Step 4: Prioritize Employee Well-Being
In an analysis of 339 independent studies originating from 230 independent organizations across 49 industries in 73 countries, London School of Economics researchers found a direct correlation between employee well-being, productivity and company performance. This dovetails with Masarweh's belief that "employee well-being is the key to productivity" and that "a healthy employee is a productive employee." He recommends that HR implement regular anonymous employee satisfaction surveys to see what employees want and need.
"Find out what would make them more productive and then show that data to the leaders," Masarweh said. "This will force them to confront what's best for the business, not just what they personally prefer."
When he realized that employees were often unproductive on Fridays because they were making plans for the weekend, Masarweh decided to give everyone Fridays off. "It's been great for morale and productivity because people are motivated to get their work done in four days," he said.

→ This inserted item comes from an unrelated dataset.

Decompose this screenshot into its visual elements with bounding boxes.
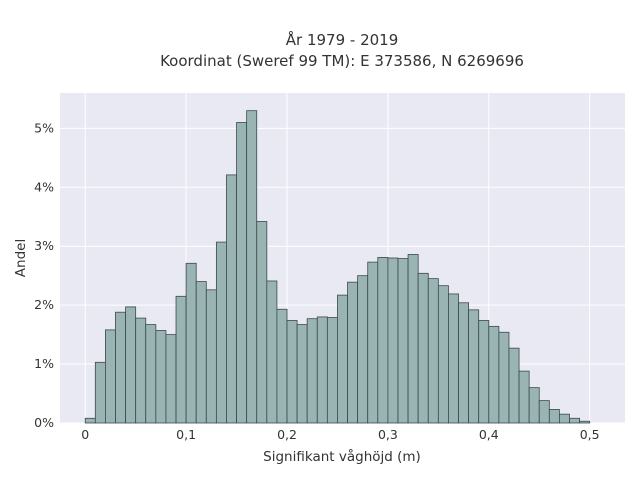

"Many executives don't really know what their employees do," Culture Amp's Matos added. "They need to recognize that people are human beings, not just extensions of the business."
Turnbull agreed. "Productivity paranoia is a reflection of leaders' discomfort with not being in control," she said. "We need to treat each other as adults and as human beings. The other side of the productivity conversation is burnout."
Arlene Hirsch is a career counselor and author based in Chicago.